Quanto à religião, garante que só acredita em Jesus Cristo, nada de umbanda, de espiritismo, para "socorrer" o caboclinho. Comparando-se ao caboclos de lança, dispara: "Maracatu não tem lenda, quem tem lenda é índio". São, pois, 32 índios, 12 índias, duas burras, dois bandeirinhas, três batedores - tarol, mineiro e gaita - que fazem a "lendária" festa, acompanhados da poesia do mestre e contramestre.

Em Buenos Aires, é o Índio Brasileiro que passa de pai para filho desde 1969 e faz o atual presidente Severino Miguel da Silva, o Galego Miguel, confessar: "Gosto tanto desse carnaval mais do que de meus filhos". É pedreiro, trabalha na prefeitura, recebe salário mínimo, não sabe ler, nem escrever, só assina o nome. Faz questão de manter vivo o caboclinho que seu pai criou e toda a família vê-se envolvida. A sede funciona na antiga casa de morada de Antônio Miguel, local amplo, com bar, sinuca, quarto para guardar as fantasias e quintal onde são confeccionados os penachos.

"Trabalho demais para segurar essa brincadeira", confessa Galego Miguel, que administra 68 componentes, providencia as fantasias, organiza as viagens - neste ano visitam mais de dez cidades - arranja transporte, comida, e dinheiro para aos folgazões. "Não deixo uma roupa para o outro ano. Mandei comprar cinqüenta metros de pano só para a cabocaria. Para as índias e bandeirista, trinta metros. O negócio da gente é muito bem organizado."

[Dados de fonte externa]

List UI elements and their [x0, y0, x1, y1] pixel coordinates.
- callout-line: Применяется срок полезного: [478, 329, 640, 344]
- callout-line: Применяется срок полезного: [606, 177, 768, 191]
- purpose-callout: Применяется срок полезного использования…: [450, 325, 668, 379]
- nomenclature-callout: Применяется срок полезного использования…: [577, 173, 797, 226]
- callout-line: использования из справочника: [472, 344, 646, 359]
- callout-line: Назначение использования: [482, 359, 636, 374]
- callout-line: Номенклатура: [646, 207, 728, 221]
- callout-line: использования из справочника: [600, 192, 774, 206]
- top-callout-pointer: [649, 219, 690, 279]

O caboclinho de Galego tem obrigação com o santo. Tem madrinha. "Não sei para os outros, mas a madrinha que eu tenho é pesada. Tem umas pessoas que brincam só, outras não, só manifestadas. "Garante que o maracatu também tem obrigação religiosa, mas "a trempe do maracatu é outra maneira". Não se indispõe com os maracatus, mas afirma que por causa deles, "acabou-se a tradição de boi, de urso, de bloco".

Na realidade, essas manifestações apresentam-se hoje de modo bastante esparso, uma aqui, outra ali, enquanto os maracatus formam uma massa compacta de folgazões e há cidades em que todos os oitenta comparecem, como é o caso de Aliança, sede da AMBS-PE. Em Goiana, maracatus dividem espaço com algumas brincadeiras tradicionais - os Caboclinhos Caetés, as Pretinhas do Congo e a Burra Reboladeira. Em Nazaré da Mata, fizeram sucesso o Urso de Gebreu, a Perna Cabeluda, a Ciranda de Antônio Mestre e diversos bois, empolgando os foliões.

"Em Aliança, só boi tinha 18, nos anos 70. Eram 22 clubes - três escolas de samba, o bloco Colombina e os bois", relembra Mirim. Nos anos 80, os diretores de Boi Milonga tinham o Boi de Ouro e a escola Sambaço. Em Carpina, muito blocos e troças animaram a cidade, entre eles, os Lenhadores e o Besouro Verde.

Os maracatus são numerosos na Zona da Mata Norte, organizados e bonitos. Fazem parte da tradição folclórica do carnaval pernambucano. Compartilham dos mesmos espaços monescos das outras tradicionais brincadeiras, mas o que vem enchendo mesmo as ruas são os rendosos trios elétricos, abafadores de bois, ursos e outros bichos mais.